In the beginning of July, there was a bear break-in in a Sunshine Canyon house where a man who was watching a Rockies game didn’t notice a bear lunching in his kitchen. Luckily the man’s neighbor came to his rescue.
Later in July, there were five more bear break-ins all within a week in Boulder County homes. One man living in Sunshine Canyon killed a black bear intruder with his 12-gauge shotgun after it charged him.
Bear break-ins are common in late summer and fall because bears are scavenging for food so they can fatten up for the coming winter.
CU awarded nearly $340 million
The University of Colorado was awarded $339.7 million in research grants this year. NASA awarded CU $75 million. A majority of the funding — $42 million — will be put toward developing an instrument that will orbit the Earth and evaluate climate change. CU receives more money from NASA than any other university. Other grants are from the National Science Foundation, the Department of Health and Human Services, the Department of Defense and the Department of Commerce.

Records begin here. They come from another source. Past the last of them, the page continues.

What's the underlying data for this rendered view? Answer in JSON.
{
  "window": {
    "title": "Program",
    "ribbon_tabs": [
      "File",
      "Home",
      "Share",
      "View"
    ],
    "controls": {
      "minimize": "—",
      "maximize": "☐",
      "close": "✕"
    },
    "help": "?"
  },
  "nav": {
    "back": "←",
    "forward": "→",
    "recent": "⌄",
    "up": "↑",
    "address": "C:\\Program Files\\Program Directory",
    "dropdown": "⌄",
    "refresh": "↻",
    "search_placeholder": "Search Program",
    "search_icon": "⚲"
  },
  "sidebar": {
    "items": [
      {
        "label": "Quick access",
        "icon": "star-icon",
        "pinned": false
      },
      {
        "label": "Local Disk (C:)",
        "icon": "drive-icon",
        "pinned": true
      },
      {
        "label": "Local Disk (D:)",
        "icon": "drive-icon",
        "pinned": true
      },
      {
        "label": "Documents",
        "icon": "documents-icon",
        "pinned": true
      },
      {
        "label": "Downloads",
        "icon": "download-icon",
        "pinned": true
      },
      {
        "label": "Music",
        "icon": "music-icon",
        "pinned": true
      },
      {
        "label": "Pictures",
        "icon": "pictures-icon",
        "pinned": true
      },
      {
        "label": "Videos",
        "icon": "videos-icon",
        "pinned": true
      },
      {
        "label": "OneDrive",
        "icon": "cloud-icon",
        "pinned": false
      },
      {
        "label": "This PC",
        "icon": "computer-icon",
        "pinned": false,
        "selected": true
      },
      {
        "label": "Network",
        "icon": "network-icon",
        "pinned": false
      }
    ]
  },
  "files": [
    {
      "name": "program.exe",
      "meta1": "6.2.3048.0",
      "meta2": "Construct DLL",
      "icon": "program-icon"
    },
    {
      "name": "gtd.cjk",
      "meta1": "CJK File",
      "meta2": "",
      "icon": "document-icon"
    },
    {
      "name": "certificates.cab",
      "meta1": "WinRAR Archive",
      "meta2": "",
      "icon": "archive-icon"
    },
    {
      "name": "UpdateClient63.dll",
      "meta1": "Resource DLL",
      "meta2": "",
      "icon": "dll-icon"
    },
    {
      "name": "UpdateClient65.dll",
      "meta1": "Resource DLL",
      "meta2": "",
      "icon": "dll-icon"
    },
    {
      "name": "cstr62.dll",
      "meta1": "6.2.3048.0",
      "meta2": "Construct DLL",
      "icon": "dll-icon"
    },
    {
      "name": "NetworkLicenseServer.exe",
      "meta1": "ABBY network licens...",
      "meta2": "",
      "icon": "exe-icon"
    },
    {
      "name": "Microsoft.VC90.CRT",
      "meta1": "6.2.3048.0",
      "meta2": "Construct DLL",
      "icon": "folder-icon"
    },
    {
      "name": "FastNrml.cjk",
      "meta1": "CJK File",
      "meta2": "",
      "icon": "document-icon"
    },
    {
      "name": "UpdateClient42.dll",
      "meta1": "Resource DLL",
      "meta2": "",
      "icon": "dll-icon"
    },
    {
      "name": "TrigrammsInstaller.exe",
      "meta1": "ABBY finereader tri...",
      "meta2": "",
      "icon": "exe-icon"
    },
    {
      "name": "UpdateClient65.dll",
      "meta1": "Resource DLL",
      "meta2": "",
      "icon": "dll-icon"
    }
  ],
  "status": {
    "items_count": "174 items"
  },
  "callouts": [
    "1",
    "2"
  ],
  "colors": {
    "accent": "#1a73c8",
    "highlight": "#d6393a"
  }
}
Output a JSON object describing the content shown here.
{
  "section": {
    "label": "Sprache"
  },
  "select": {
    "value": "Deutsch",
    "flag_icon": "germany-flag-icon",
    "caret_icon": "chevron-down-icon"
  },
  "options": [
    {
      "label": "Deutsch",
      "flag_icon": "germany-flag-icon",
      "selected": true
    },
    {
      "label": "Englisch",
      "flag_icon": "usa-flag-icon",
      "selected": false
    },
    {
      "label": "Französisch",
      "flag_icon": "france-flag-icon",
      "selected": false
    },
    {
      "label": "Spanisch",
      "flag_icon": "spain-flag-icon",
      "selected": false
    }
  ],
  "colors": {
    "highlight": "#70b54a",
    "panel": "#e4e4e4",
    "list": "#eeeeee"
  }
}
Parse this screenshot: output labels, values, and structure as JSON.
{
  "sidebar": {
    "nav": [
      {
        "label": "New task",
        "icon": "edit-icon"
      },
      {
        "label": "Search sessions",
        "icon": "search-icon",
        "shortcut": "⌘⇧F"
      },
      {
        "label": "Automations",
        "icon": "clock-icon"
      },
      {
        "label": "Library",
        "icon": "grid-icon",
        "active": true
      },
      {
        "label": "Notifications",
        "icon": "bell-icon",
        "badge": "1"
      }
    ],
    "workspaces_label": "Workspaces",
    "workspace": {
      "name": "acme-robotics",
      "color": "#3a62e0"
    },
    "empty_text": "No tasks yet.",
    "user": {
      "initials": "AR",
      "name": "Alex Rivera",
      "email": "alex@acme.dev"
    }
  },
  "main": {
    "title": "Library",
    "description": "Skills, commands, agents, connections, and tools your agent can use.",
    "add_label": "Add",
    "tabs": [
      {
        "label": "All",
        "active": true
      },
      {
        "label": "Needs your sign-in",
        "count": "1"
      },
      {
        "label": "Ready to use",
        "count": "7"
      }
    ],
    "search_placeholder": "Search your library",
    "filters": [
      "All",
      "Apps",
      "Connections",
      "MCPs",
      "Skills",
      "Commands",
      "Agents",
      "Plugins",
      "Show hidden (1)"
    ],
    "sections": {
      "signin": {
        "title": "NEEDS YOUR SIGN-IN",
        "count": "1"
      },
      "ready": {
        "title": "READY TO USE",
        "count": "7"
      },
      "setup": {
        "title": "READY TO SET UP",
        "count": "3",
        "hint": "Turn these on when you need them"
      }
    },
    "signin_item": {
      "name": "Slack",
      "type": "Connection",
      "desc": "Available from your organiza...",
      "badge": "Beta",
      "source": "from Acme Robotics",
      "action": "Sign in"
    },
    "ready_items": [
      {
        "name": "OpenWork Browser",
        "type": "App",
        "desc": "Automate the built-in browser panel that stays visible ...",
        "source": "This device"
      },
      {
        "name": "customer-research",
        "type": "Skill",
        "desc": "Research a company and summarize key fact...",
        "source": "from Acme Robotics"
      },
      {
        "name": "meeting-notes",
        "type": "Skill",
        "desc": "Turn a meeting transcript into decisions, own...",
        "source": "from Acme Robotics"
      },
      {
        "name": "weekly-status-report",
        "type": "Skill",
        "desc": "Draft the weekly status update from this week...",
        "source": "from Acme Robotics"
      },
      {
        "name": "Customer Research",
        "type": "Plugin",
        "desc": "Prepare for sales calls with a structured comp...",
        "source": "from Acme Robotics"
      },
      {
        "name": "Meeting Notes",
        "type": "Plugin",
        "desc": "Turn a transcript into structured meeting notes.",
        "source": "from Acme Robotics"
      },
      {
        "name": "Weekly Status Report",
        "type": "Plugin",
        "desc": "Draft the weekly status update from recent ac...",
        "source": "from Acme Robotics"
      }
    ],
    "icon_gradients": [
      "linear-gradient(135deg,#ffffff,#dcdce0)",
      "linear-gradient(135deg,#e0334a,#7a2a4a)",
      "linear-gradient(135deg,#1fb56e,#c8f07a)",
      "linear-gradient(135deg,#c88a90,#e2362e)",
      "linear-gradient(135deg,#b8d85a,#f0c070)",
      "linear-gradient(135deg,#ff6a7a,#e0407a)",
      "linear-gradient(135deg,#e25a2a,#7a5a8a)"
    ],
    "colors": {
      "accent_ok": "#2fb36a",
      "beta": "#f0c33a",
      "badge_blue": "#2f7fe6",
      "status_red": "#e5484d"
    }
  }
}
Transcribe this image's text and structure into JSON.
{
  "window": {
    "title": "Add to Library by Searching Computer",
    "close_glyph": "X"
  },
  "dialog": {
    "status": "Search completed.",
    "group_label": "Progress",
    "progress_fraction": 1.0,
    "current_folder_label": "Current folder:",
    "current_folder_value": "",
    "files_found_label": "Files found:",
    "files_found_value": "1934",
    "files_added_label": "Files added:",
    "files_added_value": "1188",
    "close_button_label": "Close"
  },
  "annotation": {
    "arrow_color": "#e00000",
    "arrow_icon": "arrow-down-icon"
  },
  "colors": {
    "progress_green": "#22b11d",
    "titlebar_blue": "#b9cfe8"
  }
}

Bike team attends Tour de France
Boulder-based cycling team, Garmin-Slipstream, competed in the Tour de France. Garmin-Slipstream came in second place for team rankings, behind Astana, Lance Armstrong’s team. For individual times, Garmin-Slipstream’s Briton, Bradley Wiggins, came in fourth and former Boulder resident, Christian Vande Velde, came in eighth.
A 22-percent increase in health insurance premiums caused an increase in tuition. The health insurance plan is mandatory for students who don’t already have a plan. The plan is now $1,052 per semester for students. The real question: does the health insurance plan cover medical marijuana costs?